In light of these divergent views, one would expect the CBA Report to set out how the legal market is currently failing Canadians and how liberalization will help. For example, are clients dissatisfied with the services provided by their lawyers? Are they unhappy with the fees they are being charged? Has access to justice worsened in Canada and in what areas? How might "innovation" address these problems? What innovations are occurring in countries with ABS that are not occurring in Canada? How much business is going to alternative providers of legal services? Is there any evidence to suggest that ABS invest heavily in R&D? [1] The CBA Report provides very little data and states on page 37:
Throughout the CBA Legal Futures Initiative, participants were stymied by the lack of credible and accessible data on the Canadian legal profession.

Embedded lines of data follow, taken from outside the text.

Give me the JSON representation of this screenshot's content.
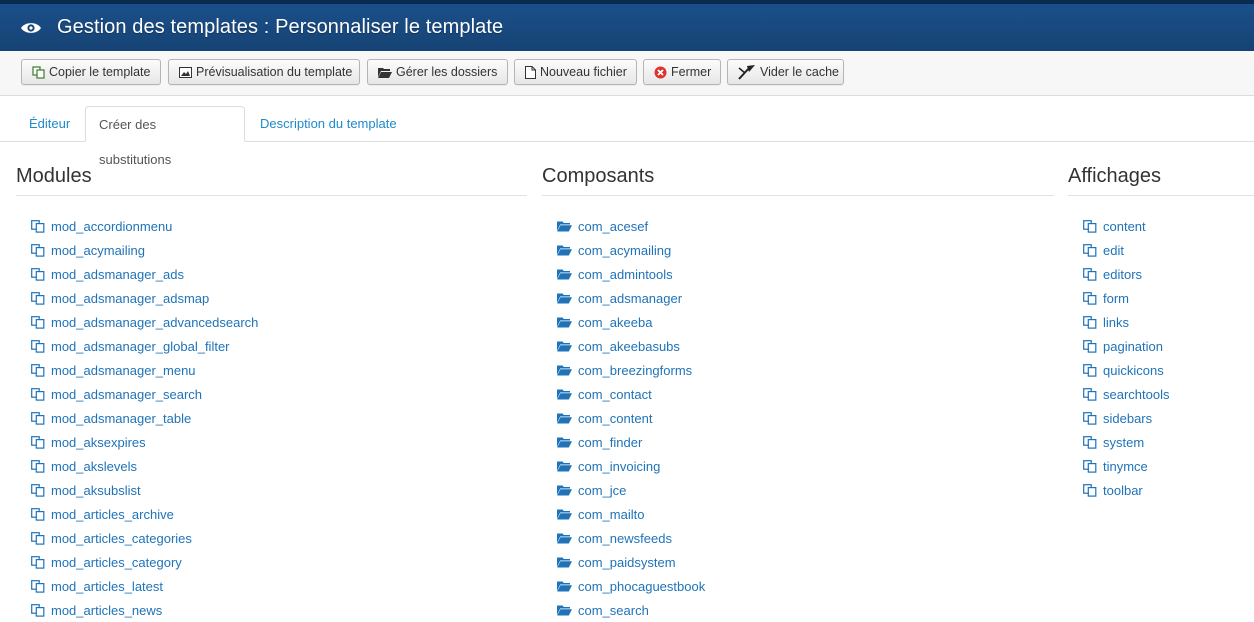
{
  "header": {
    "title": "Gestion des templates : Personnaliser le template",
    "icon": "eye-icon"
  },
  "toolbar": {
    "copy": "Copier le template",
    "preview": "Prévisualisation du template",
    "folders": "Gérer les dossiers",
    "newfile": "Nouveau fichier",
    "close": "Fermer",
    "cache": "Vider le cache"
  },
  "tabs": [
    "Éditeur",
    "Créer des substitutions",
    "Description du template"
  ],
  "active_tab": "Créer des substitutions",
  "columns": {
    "modules": {
      "title": "Modules",
      "items": [
        "mod_accordionmenu",
        "mod_acymailing",
        "mod_adsmanager_ads",
        "mod_adsmanager_adsmap",
        "mod_adsmanager_advancedsearch",
        "mod_adsmanager_global_filter",
        "mod_adsmanager_menu",
        "mod_adsmanager_search",
        "mod_adsmanager_table",
        "mod_aksexpires",
        "mod_akslevels",
        "mod_aksubslist",
        "mod_articles_archive",
        "mod_articles_categories",
        "mod_articles_category",
        "mod_articles_latest",
        "mod_articles_news"
      ]
    },
    "components": {
      "title": "Composants",
      "items": [
        "com_acesef",
        "com_acymailing",
        "com_admintools",
        "com_adsmanager",
        "com_akeeba",
        "com_akeebasubs",
        "com_breezingforms",
        "com_contact",
        "com_content",
        "com_finder",
        "com_invoicing",
        "com_jce",
        "com_mailto",
        "com_newsfeeds",
        "com_paidsystem",
        "com_phocaguestbook",
        "com_search"
      ]
    },
    "layouts": {
      "title": "Affichages",
      "items": [
        "content",
        "edit",
        "editors",
        "form",
        "links",
        "pagination",
        "quickicons",
        "searchtools",
        "sidebars",
        "system",
        "tinymce",
        "toolbar"
      ]
    }
  },
  "colors": {
    "header": "#164374",
    "link": "#1f73b8",
    "tab_link": "#1f8ac9"
  }
}
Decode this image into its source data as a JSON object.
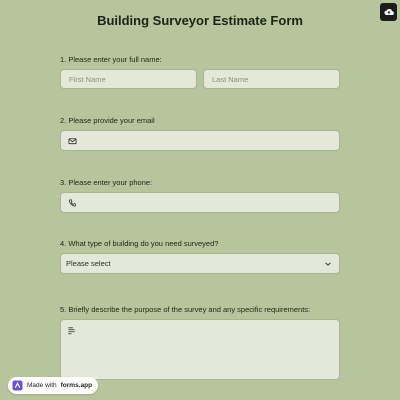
{
  "form": {
    "title": "Building Surveyor Estimate Form"
  },
  "questions": {
    "q1": {
      "label": "1.  Please enter your full name:",
      "first_placeholder": "First Name",
      "last_placeholder": "Last Name"
    },
    "q2": {
      "label": "2. Please provide your email",
      "icon": "mail-icon"
    },
    "q3": {
      "label": "3. Please enter your phone:",
      "icon": "phone-icon"
    },
    "q4": {
      "label": "4. What type of building do you need surveyed?",
      "selected": "Please select"
    },
    "q5": {
      "label": "5. Briefly describe the purpose of the survey and any specific requirements:",
      "icon": "text-lines-icon"
    }
  },
  "badge": {
    "prefix": "Made with",
    "brand": "forms.app"
  },
  "colors": {
    "background": "#b7c59d",
    "field": "#e4e8d9",
    "border": "#a9b494",
    "text": "#1f2418"
  }
}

There is limited data available on the profession in terms of services offered, pricing, profitability, incomes, and cost structures. There is mostly anecdotal information on client needs, preferences, and satisfaction, and on access to legal services more generally. The legal profession has little information on emerging competitors and their business specifics, including marketing and pricing strategies.
The CBA Report proposes that a centre be created to collect such information but the lack of data did not stop it from calling for bold reforms.
One potentially useful data point cited by the Initiative from this study is that Canadians seek legal advice for only 11.7% of “justiciable events.” The CBA Report takes this to mean that lawyers are failing to meet the public’s need for legal services and that alternative providers of legal services are filling the gap. But these claims reflect a basic misunderstanding of empirical access to justice research, which is otherwise unexamined in the CBA Report. Non-lawyers frequently fail to conceptualize their problems as “justiciable events,” often believe they can address their problems on their own, and go to their unions, governments, or friends and family members for help (see table 40 in the above study). Consequently, it is unsurprising that most legal needs are satisfied without attorneys. If liberalization is intended to expand access to justice, the CBA Report should have at least examined why Canadians do not seek legal assistance (see table 39).
I do not mean to suggest that reforms should not be considered in the absence of perfect information, but there seems to be a high degree of innovation occurring without de-regulation (some examples are highlighted in the CBA Report). Asking Canadian lawyers to “experiment and accept some failure as a prerequisite to true innovation” (page 15) based on little more than Professor Susskind’s theorizing is highly problematic even if the consequences of failure to clients and the rule of law are not as great as many believe.
[1] Although not an ABS, a perusal of LegalZoom's SEC documents reveals that it spent $41 million on marketing in 2011 compared to just over $8 million on technology and development.